There are plenty of issues that the Works Council will need to deal with in the next three years. The Executive Board wants to revise the performance evaluation system, and so do we. The anti-female, highly competitive tenure track system will be evaluated and revised. The cooperation with Erasmus is a brainteaser when it comes to practical details. Covid-19 is likely to cause us problems for years to come. Student numbers are skyrocketing. There is too little money for real estate.
I believe that the Executive Board has our best interests at heart as well as TU Delft’s. The Executive Board may sometimes be too high in its ivory tower – with a layer of deans beneath it who do their own thing – to see how their plans land on the shop floor given where all those practical aspects arise.
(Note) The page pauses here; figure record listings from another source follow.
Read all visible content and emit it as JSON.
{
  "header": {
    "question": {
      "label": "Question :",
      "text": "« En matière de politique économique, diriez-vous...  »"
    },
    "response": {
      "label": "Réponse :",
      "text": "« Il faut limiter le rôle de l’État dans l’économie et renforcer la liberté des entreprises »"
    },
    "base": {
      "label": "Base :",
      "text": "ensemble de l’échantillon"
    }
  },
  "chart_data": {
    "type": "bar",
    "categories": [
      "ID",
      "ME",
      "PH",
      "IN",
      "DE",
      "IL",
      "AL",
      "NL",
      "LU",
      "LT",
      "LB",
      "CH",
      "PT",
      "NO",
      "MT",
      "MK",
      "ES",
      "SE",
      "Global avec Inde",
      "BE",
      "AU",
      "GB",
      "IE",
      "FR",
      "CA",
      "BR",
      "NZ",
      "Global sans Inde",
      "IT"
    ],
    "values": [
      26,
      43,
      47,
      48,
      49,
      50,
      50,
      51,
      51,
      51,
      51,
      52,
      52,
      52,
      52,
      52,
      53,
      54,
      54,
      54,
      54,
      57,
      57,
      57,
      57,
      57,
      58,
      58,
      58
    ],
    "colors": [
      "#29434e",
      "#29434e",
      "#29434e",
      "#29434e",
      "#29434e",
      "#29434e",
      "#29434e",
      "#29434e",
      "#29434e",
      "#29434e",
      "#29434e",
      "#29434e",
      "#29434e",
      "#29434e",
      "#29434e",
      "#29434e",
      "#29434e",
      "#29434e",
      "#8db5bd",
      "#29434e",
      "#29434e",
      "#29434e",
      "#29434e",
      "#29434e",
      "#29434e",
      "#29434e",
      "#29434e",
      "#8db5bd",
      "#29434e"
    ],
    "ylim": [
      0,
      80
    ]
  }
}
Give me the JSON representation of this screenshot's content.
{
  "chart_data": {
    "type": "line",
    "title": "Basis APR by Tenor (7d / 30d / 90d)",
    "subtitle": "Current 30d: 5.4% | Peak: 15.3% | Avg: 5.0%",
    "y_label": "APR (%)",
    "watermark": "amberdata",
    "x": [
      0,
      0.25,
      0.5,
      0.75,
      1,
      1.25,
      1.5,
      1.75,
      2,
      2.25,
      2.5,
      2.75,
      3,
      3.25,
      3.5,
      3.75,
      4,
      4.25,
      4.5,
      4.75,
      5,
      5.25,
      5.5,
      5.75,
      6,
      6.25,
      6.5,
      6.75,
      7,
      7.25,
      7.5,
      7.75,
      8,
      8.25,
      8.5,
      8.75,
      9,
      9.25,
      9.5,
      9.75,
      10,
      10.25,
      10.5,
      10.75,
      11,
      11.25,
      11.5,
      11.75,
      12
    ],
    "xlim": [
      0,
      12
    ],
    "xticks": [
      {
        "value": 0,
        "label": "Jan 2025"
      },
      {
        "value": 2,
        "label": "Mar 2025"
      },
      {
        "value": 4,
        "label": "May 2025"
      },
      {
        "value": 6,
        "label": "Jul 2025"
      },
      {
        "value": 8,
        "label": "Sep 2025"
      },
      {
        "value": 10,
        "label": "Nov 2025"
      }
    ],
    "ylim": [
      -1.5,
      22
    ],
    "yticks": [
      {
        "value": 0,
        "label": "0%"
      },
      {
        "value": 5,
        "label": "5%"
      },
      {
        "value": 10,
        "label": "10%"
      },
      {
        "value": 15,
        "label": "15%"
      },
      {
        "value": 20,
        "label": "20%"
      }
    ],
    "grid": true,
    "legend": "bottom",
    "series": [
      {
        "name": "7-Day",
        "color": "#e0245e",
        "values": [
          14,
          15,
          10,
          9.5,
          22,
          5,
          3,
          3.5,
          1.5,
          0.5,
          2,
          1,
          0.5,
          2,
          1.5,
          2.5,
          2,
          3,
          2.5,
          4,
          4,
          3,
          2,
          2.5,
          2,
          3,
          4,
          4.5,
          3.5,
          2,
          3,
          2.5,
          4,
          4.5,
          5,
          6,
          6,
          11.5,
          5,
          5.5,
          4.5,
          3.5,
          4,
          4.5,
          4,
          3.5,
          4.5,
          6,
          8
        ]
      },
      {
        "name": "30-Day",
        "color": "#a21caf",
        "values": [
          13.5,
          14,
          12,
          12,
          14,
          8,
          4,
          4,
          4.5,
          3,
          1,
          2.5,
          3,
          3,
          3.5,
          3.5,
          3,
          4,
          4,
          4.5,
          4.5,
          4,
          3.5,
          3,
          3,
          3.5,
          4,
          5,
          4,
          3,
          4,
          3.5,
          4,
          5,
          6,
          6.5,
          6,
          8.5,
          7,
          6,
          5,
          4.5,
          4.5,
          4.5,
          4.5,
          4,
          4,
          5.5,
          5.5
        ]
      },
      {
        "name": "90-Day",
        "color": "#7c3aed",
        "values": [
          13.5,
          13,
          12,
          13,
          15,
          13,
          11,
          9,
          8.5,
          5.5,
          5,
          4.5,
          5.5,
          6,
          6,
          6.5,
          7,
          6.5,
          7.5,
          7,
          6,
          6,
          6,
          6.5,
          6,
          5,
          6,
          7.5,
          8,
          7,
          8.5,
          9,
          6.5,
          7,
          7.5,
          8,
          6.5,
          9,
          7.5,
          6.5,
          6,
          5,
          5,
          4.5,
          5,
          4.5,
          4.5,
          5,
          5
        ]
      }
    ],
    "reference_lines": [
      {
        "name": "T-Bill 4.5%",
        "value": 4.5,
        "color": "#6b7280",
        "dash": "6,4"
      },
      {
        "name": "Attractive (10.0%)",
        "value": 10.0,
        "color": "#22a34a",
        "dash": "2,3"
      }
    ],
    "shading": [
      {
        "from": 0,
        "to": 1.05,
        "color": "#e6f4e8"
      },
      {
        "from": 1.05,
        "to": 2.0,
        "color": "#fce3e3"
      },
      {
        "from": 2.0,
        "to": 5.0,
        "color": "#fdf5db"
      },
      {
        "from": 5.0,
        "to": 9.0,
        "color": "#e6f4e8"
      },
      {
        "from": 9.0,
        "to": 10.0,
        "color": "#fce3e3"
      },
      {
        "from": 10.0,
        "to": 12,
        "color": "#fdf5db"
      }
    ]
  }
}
This is the reason that the Executive Board needs the Works Council as a direct discussion partner just as much as the employees do. The same goes for deans, directors and the personnel committees.
So I will stand as a candidate again. Employee participation is as useful as we make it ourselves, and over the next three years there will be major issues that will give us ample opportunity to contribute to the success of the organisation and the enjoyment of our work.
Dr Menno Blaauw is IMS Manager at the Reactor Institute, after having worked there as a scientist for 20 years. He is also a member of the Works Council.